3 And 5, The Green is a Grade II listed building in the East Devon local planning authority area, England. First listed on 11 November 1952. Cottage. 1 related planning application.
3 And 5, The Green
- WRENN ID
- spare-lantern-jay
- Grade
- II
- Local Planning Authority
- East Devon
- Country
- England
- Date first listed
- 11 November 1952
- Type
- Cottage
- Source
- Historic England listing
Description
Two cottages, originally a single house, are located on The Green in Otterton. They were built in the late 18th to early 19th century. The exterior is of plastered cob construction on a stone rubble base. The stacks are of stone rubble or brick, topped with 19th and 20th-century brick. The roof is slate, with replacement slate to the rear. The original house had a two-room plan facing north onto The Green, with a central through-passage containing the staircase. Shared end stacks serve the adjoining cottages at Nos. 1 and 7. The kitchen was located at the rear of the right-hand room and has a stack backing onto the main block. In the mid to late 19th century, the house was divided into two cottages.
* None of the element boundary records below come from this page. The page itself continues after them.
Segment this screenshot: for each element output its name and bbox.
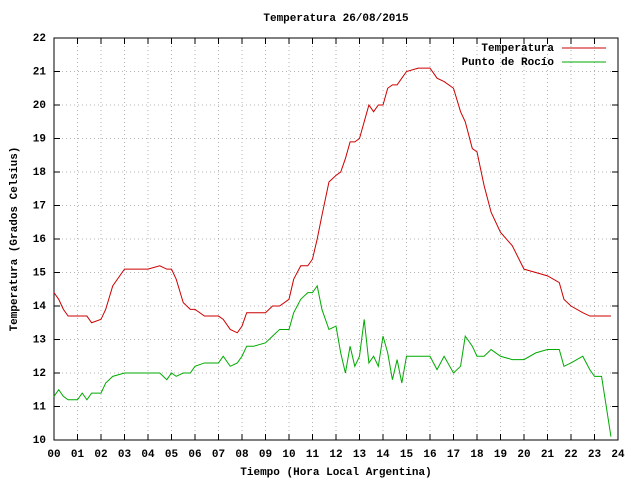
x-tick-label: 01 bbox=[71, 449, 85, 461]
y-tick-label: 16 bbox=[33, 234, 46, 246]
x-tick-label: 20 bbox=[517, 449, 530, 461]
x-tick-label: 02 bbox=[94, 449, 107, 461]
x-tick-label: 08 bbox=[235, 449, 249, 461]
x-tick-label: 17 bbox=[447, 449, 460, 461]
x-tick-label: 16 bbox=[423, 449, 436, 461]
data-line bbox=[53, 284, 612, 437]
data-line bbox=[53, 67, 611, 334]
x-tick-label: 21 bbox=[541, 449, 555, 461]
y-tick-label: 22 bbox=[33, 33, 46, 45]
x-tick-label: 15 bbox=[400, 449, 414, 461]
x-tick-label: 10 bbox=[282, 449, 295, 461]
x-tick-label: 11 bbox=[306, 449, 320, 461]
x-tick-label: 13 bbox=[353, 449, 367, 461]
x-axis-label: Tiempo (Hora Local Argentina) bbox=[240, 467, 431, 479]
y-tick-label: 21 bbox=[33, 66, 47, 78]
y-tick-label: 19 bbox=[33, 133, 46, 145]
y-tick-label: 11 bbox=[33, 401, 47, 413]
x-tick-label: 06 bbox=[188, 449, 201, 461]
y-tick-label: 13 bbox=[33, 334, 47, 346]
y-tick-label: 15 bbox=[33, 267, 47, 279]
plot-border bbox=[53, 37, 619, 441]
x-tick-label: 00 bbox=[47, 449, 60, 461]
x-tick-label: 14 bbox=[376, 449, 390, 461]
x-tick-label: 24 bbox=[611, 449, 625, 461]
x-tick-label: 09 bbox=[259, 449, 272, 461]
x-tick-label: 18 bbox=[470, 449, 484, 461]
x-tick-label: 23 bbox=[588, 449, 602, 461]
x-tick-label: 05 bbox=[165, 449, 179, 461]
legend-label: Punto de Rocío bbox=[462, 57, 555, 69]
x-tick-label: 19 bbox=[494, 449, 507, 461]
legend-label: Temperatura bbox=[481, 43, 554, 55]
x-tick-label: 22 bbox=[564, 449, 577, 461]
y-tick-label: 20 bbox=[33, 100, 46, 112]
y-tick-label: 10 bbox=[33, 435, 46, 447]
y-axis-label: Temperatura (Grados Celsius) bbox=[9, 147, 21, 332]
y-tick-label: 18 bbox=[33, 167, 47, 179]
y-tick-label: 12 bbox=[33, 368, 46, 380]
x-tick-label: 12 bbox=[329, 449, 342, 461]
x-tick-label: 07 bbox=[212, 449, 225, 461]
chart-title: Temperatura 26/08/2015 bbox=[263, 13, 409, 25]
y-tick-label: 14 bbox=[33, 301, 47, 313]
y-tick-label: 17 bbox=[33, 200, 46, 212]
x-tick-label: 04 bbox=[141, 449, 155, 461]
x-tick-label: 03 bbox=[118, 449, 132, 461]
No. 5 occupies the original right-hand room and the kitchen outshot, while No. 3 includes the through-passage, the right-hand room, and the rear outshot. The two-storey front shows an asymmetrical arrangement of windows. A curving bay window with fixed panes and 30 panes of glazing bars is on the left-hand side of the ground floor, featuring flanking panelled pilasters, a plain entablature with a narrow dentil cornice, and a wrought iron window-box. The remaining ground-floor windows are late 19th- to early 20th-century casements with glazing bars. The central doorway to No. 3 contains a four-panelled door set within a pedimented doorcase, which has an entablature enriched with lozenge-shaped florettes. A 19th-century six-panel door has been inserted as the doorway to No. 5 on the right end. The interior contains mostly 19th-century joinery with no exposed carpentry. The roof was not inspected. Nos. 3 and 5, The Green, are part of a row of attractive contemporary cottages near St Michael’s Church and Otterton Mill, and represent an unusual mixture of vernacular cob and thatch with more formal detailing on the doorways and some windows.